Delaware voters this November will decide if any of four revisions should be made to the city charter.

Four proposed amendments to the Delaware city charter deal with dates and language, and city officials recently deemed them necessary.

On July 14, Delaware City Council unanimously voted to present the proposals to city voters on Nov. 4. They include measures which would set timelines for electing council members, as well as new designations for city police and fire divisions and employees.

"The discussions were lively," said Mary Jane Santos, who headed a charter review commission that met numerous times since last March and developed recommendations for council consideration. "I think we came up with some reasonable revisions."

The first proposed amendment would dictate that three at-large city council members be elected in the 2009 general election, and one council member from each of the four city wards be elected in the 2011 general election.
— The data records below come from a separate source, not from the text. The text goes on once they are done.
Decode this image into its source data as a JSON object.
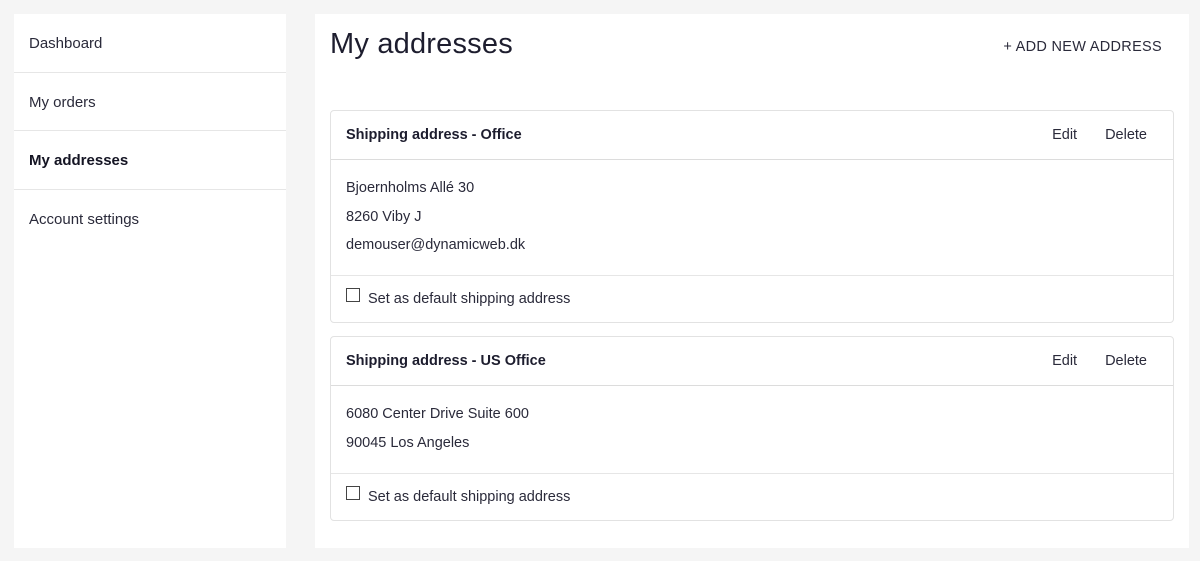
{
  "sidebar": {
    "items": [
      {
        "label": "Dashboard"
      },
      {
        "label": "My orders"
      },
      {
        "label": "My addresses"
      },
      {
        "label": "Account settings"
      }
    ]
  },
  "main": {
    "title": "My addresses",
    "add_button_label": "+ ADD NEW ADDRESS",
    "addresses": [
      {
        "title": "Shipping address - Office",
        "edit_label": "Edit",
        "delete_label": "Delete",
        "lines": [
          "Bjoernholms Allé 30",
          "8260 Viby J",
          "demouser@dynamicweb.dk"
        ],
        "default_label": "Set as default shipping address"
      },
      {
        "title": "Shipping address - US Office",
        "edit_label": "Edit",
        "delete_label": "Delete",
        "lines": [
          "6080 Center Drive Suite 600",
          "90045 Los Angeles"
        ],
        "default_label": "Set as default shipping address"
      }
    ]
  }
}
After that, all council members would be elected for four-year terms commencing on the second Monday in November following their election.

Those terms would end on the second Monday in November following the general election in the fourth year following the council members' election.
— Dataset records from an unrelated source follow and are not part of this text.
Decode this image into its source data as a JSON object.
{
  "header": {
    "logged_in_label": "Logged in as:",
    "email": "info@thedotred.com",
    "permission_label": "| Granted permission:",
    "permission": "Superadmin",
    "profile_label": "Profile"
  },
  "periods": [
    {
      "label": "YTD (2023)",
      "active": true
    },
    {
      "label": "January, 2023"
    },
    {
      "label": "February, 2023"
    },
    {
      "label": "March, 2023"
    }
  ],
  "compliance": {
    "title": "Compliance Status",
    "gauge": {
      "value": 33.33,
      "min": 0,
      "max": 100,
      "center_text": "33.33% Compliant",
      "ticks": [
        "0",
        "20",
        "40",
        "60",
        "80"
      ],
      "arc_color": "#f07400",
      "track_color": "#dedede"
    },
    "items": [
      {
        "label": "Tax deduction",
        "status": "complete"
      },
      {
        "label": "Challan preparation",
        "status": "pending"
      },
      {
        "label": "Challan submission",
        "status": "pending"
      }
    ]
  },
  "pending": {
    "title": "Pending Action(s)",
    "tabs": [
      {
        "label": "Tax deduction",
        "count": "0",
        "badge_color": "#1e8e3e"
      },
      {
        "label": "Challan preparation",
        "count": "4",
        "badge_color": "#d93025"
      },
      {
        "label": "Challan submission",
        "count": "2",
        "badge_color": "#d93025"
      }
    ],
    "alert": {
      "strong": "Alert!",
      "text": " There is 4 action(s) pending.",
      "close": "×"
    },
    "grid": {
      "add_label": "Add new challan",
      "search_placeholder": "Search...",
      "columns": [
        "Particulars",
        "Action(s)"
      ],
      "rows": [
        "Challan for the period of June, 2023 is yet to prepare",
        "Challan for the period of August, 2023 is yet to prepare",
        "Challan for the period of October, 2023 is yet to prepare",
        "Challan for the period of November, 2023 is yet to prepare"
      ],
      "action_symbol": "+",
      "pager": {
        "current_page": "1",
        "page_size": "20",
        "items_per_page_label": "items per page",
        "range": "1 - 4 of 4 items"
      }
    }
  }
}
A second proposal calls for amending charter guidelines for the appointment of a department of public safety. It would change the designation of police and fire "forces" in the city, to police and fire "departments."
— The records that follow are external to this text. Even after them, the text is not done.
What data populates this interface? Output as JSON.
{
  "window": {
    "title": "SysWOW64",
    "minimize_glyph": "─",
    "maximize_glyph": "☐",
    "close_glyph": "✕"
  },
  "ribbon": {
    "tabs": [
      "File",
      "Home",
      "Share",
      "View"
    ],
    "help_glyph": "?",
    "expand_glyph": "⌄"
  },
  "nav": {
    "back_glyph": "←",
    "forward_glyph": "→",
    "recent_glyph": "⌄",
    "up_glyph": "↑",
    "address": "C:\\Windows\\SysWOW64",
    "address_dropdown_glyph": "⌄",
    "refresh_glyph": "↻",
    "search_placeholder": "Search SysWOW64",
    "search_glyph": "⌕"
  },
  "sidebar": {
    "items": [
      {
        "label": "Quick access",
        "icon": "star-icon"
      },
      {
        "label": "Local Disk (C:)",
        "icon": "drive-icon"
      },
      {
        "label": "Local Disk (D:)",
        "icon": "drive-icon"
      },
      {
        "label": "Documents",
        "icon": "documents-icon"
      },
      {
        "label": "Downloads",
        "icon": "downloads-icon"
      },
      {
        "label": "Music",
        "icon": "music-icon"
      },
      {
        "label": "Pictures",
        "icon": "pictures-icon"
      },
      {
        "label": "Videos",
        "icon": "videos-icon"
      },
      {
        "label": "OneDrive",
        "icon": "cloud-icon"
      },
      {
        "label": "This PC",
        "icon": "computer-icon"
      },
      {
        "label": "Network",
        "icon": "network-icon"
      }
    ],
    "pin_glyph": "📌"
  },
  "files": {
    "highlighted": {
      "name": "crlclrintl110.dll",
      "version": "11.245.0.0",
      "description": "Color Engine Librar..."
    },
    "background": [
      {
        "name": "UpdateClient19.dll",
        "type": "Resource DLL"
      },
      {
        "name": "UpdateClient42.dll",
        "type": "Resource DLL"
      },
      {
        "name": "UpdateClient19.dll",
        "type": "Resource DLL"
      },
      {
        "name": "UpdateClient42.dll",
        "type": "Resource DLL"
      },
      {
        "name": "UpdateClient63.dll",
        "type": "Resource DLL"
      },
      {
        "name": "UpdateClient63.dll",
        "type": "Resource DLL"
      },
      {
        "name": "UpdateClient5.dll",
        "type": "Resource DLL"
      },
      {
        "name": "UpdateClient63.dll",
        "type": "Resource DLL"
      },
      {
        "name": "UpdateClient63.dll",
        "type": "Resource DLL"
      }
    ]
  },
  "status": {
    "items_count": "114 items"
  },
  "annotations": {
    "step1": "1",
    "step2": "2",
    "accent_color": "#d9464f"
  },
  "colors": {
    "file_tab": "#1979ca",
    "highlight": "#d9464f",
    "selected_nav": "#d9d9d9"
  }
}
"We don't call our police and fire divisions forces," Dan Bennington, Delaware city attorney said. "We call them departments."

Similarly, the remaining two proposals would change language in the charter related to police and fire employees. Currently, the charter refers to employees in the respective departments as patrolmen and firemen.

Voters will be asked to revise that language to designate the employees as police officers and firefighters.

If approved, the amendments would represent the first changes to the charter in eight years. By law, the charter only can be amended through citizen votes after recommendation by a charter review commission, to city council direction, or by a citizen-led initiative.

"In all cases, they're voted on by the people," said Lee Yoakum, Delaware's community-affairs coordinator.

In addition to the recommended amendments, the charter commission considerations included making changes to the process for selecting assistant police and fire chiefs, as well specifying that city council must pass a balanced budget. Those changes and others, Bennington said, were deemed unnecessary.

"In the end, the commission felt the charter, for the most part, was fine," he said.